In base agli ultimi dati Istat, relativi al 2023, la povertà assoluta in Italia colpisce l’8,5% delle famiglie e il 9,8% degli individui, per un totale di 2 milioni 235 mila famiglie e 5 milioni 752 mila individui. Negli ultimi 10 anni, l’incidenza della povertà assoluta a livello familiare è salita dal 6,2 all’8,5%, e quella individuale dal 6,9 al 9,8%.
È utile anche l’ultimo Rapporto Caritas per capire meglio. Non solo è aumentata la povertà di chi non ha lavoro, ma anche di chi
ce l’ha: il 48% di chi cerca aiuto ha infatti un’occupazione formale, spesso anche a tempo pieno. Fra le testimonianze raccolte dalla Caritas troviamo Valeria, 36 anni, commessa part-time a Milano: “Lavoro 30 ore a settimana e a fine mese non arrivo comunque a 900 euro. Devo scegliere se pagare le bollette o fare la spesa”. Il Reddito di cittadinanza avrebbe almeno integrato il suo reddito familiare fino a 1.300.

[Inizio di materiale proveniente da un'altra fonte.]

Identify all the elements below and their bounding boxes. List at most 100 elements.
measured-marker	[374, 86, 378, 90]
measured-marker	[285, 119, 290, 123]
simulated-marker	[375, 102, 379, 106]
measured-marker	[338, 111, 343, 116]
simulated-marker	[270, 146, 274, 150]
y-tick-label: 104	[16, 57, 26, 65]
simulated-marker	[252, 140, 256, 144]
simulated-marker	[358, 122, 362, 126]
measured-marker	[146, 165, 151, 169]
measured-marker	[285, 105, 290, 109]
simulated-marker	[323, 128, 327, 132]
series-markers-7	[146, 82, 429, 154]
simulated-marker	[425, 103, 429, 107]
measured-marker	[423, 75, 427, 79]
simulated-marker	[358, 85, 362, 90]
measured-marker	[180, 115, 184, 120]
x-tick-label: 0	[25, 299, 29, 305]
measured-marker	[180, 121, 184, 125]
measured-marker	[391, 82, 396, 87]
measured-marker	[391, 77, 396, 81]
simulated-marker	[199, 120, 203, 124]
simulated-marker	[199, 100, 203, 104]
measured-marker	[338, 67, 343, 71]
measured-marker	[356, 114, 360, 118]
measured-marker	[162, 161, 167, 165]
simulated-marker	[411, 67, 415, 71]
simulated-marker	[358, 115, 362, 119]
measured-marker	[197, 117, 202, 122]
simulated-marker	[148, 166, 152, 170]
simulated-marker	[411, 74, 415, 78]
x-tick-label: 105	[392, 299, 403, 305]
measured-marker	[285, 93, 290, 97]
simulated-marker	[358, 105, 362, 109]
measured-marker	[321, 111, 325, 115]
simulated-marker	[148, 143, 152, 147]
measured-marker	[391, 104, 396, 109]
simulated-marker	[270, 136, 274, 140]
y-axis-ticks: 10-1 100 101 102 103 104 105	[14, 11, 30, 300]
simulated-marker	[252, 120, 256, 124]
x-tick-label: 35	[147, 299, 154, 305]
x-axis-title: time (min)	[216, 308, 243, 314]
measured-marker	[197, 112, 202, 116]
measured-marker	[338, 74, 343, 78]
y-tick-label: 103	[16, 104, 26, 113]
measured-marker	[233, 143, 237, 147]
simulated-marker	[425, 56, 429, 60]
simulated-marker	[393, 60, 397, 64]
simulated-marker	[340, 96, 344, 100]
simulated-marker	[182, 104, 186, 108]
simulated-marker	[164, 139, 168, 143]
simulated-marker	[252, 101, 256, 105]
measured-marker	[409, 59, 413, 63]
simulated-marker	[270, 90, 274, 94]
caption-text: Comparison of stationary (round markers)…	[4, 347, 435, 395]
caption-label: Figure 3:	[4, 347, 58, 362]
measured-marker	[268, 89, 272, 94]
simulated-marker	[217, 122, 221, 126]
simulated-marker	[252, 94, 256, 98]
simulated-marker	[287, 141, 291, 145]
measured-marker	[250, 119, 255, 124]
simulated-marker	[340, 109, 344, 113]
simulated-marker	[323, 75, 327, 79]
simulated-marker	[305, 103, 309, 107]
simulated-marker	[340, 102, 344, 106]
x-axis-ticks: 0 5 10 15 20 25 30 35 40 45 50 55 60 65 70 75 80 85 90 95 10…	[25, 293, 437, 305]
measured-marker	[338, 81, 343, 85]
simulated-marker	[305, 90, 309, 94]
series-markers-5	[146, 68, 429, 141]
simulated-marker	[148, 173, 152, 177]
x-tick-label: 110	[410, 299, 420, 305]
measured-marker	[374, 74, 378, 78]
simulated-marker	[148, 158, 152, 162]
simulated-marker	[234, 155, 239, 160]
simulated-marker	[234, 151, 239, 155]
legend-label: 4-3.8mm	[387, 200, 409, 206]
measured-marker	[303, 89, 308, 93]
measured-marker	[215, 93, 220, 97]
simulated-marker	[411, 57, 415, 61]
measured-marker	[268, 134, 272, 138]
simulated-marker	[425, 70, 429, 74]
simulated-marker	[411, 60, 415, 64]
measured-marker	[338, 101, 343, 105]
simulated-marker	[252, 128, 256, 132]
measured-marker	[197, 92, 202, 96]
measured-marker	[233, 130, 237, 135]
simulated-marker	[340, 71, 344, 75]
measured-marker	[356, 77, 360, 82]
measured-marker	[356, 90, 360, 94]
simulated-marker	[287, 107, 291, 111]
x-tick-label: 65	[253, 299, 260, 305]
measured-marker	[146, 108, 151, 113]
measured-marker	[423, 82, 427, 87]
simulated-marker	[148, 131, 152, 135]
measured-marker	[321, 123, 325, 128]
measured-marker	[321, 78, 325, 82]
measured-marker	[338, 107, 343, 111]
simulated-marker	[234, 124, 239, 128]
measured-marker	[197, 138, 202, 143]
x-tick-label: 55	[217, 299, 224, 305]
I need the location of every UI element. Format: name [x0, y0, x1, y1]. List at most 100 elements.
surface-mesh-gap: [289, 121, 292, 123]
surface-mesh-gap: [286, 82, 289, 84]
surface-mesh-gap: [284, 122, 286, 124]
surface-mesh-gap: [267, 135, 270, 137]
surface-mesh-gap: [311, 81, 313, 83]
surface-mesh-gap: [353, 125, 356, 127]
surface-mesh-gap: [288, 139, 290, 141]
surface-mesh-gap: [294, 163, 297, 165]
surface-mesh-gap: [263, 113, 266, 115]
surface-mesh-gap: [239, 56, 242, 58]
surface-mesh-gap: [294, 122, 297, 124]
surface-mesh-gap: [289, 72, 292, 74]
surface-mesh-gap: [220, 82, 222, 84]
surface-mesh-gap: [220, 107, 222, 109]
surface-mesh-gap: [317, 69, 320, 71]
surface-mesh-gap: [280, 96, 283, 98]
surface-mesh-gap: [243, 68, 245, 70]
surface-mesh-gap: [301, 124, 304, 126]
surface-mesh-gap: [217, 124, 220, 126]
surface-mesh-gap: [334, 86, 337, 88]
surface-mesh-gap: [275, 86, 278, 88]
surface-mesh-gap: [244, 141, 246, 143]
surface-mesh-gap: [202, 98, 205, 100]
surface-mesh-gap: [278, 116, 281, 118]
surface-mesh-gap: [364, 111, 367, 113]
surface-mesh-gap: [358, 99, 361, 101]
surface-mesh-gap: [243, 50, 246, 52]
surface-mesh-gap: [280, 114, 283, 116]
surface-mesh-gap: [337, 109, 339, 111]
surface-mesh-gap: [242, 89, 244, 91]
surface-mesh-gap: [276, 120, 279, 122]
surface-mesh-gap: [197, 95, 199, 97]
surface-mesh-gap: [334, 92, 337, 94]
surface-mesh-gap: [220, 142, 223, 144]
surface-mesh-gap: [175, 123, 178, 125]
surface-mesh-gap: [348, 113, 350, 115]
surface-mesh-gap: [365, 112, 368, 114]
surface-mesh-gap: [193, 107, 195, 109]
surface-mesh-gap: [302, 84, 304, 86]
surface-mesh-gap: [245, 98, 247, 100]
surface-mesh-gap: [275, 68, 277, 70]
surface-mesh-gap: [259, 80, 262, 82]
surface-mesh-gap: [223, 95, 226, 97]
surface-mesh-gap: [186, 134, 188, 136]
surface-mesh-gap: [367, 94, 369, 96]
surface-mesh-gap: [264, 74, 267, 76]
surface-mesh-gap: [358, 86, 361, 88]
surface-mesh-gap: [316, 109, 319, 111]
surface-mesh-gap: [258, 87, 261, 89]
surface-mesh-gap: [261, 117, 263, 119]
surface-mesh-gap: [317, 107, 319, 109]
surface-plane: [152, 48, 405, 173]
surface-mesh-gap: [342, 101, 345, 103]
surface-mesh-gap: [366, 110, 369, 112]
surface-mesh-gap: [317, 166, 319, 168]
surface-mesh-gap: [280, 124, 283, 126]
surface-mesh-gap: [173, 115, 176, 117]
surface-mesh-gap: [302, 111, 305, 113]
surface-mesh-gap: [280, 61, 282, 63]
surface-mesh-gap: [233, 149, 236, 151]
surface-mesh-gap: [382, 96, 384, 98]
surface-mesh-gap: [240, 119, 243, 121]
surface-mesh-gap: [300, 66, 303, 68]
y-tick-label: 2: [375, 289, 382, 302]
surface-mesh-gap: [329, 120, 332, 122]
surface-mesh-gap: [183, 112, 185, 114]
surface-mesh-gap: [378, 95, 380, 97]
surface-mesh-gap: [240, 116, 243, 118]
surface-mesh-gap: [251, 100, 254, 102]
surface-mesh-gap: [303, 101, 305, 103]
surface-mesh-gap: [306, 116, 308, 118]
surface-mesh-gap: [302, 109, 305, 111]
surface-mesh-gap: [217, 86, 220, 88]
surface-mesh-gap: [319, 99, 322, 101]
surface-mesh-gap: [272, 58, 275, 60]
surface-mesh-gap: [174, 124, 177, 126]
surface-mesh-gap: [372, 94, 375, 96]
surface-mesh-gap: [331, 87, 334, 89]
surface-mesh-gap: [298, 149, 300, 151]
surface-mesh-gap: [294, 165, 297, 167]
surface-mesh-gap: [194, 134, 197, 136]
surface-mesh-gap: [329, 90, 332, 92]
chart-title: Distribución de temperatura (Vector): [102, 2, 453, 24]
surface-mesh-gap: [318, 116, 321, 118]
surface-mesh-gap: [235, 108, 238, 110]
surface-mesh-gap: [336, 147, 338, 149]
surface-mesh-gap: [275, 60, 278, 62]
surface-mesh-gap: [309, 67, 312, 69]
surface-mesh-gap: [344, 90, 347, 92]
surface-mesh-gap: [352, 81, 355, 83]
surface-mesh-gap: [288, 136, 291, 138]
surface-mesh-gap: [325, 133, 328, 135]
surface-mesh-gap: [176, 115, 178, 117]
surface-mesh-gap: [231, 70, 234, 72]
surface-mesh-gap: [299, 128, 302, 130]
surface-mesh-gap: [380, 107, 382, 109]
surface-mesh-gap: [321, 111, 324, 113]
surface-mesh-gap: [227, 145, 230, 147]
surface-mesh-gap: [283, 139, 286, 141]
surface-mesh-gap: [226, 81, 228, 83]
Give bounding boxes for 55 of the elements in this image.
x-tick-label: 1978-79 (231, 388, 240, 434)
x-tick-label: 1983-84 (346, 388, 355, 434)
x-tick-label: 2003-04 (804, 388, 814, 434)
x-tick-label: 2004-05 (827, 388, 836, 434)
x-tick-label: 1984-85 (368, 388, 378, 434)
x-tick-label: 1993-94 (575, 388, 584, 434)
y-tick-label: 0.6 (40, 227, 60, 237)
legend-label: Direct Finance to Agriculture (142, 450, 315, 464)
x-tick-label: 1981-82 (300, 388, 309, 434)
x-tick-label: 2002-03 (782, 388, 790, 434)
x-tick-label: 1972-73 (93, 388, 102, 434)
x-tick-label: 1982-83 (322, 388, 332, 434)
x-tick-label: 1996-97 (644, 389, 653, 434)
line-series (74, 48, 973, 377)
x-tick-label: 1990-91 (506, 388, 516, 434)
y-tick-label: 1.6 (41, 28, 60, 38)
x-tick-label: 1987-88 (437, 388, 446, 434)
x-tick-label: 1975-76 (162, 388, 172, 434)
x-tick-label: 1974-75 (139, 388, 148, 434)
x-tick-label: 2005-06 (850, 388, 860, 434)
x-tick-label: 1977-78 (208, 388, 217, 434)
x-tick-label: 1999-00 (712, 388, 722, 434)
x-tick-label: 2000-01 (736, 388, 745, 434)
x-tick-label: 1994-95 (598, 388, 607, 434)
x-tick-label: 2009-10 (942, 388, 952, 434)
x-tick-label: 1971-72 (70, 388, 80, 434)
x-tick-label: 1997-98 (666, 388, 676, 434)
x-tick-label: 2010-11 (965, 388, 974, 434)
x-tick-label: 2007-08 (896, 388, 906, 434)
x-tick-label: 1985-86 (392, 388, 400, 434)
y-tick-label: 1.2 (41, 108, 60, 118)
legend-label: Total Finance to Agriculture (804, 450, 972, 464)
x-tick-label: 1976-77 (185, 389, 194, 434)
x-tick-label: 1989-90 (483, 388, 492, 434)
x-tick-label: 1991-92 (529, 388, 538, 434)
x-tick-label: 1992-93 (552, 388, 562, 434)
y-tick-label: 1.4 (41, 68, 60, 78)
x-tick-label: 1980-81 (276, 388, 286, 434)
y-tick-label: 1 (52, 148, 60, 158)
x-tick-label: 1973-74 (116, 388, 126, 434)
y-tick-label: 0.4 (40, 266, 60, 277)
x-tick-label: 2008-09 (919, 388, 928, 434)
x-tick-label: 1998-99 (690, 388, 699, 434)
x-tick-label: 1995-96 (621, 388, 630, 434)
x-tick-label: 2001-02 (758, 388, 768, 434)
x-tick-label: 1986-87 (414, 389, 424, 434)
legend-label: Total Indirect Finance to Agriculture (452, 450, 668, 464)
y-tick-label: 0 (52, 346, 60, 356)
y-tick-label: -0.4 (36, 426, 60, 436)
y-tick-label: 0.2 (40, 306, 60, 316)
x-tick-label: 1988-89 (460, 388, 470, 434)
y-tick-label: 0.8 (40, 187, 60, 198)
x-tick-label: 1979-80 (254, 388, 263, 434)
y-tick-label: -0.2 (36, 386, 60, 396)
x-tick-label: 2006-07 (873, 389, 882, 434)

E anche il rapporto Istat 2025 su condizioni di vita e reddito delle famiglie – riferito al 2024 – registra un aumento: il 23,1 % della popolazione è a rischio di povertà o esclusione sociale (in aumento dal 22,8 % del 2023).
Nel frattempo il governo ha allentato le maglie dei controlli sui contributi: oggi un’azienda può trattenere i versamenti previdenziali dei dipendenti per tre mesi senza subire conseguenze immediate. Un credito a costo zero, pagato con i diritti dei lavoratori. Inoltre, sono tornati (peggiorati) i voucher, che non coprono più nemmeno le finzioni contrattuali del passato. Il rischio, concreto, è quello di una regolarizzazione del precariato sotto forma di “opportunità” e “flessibilità”.
Giorgia Meloni ha creato occupazione senza dignità e ha
intrappolato forza lavoro in una trappola: povera, precaria, frammentata, invisibile. Ha ristretto le tutele ai “meritevoli”, dividendo i poveri in serie A, B e C. Ha trasformato il mercato del lavoro in un’arena in cui chi è disperato lavora per sopravvivere, non per vivere.
È un modello di Paese che non premia il lavoro, ma il ricatto. E che si regge su un’equazione disumana: se hai fame, accetti tutto. Anche l’ingiustizia.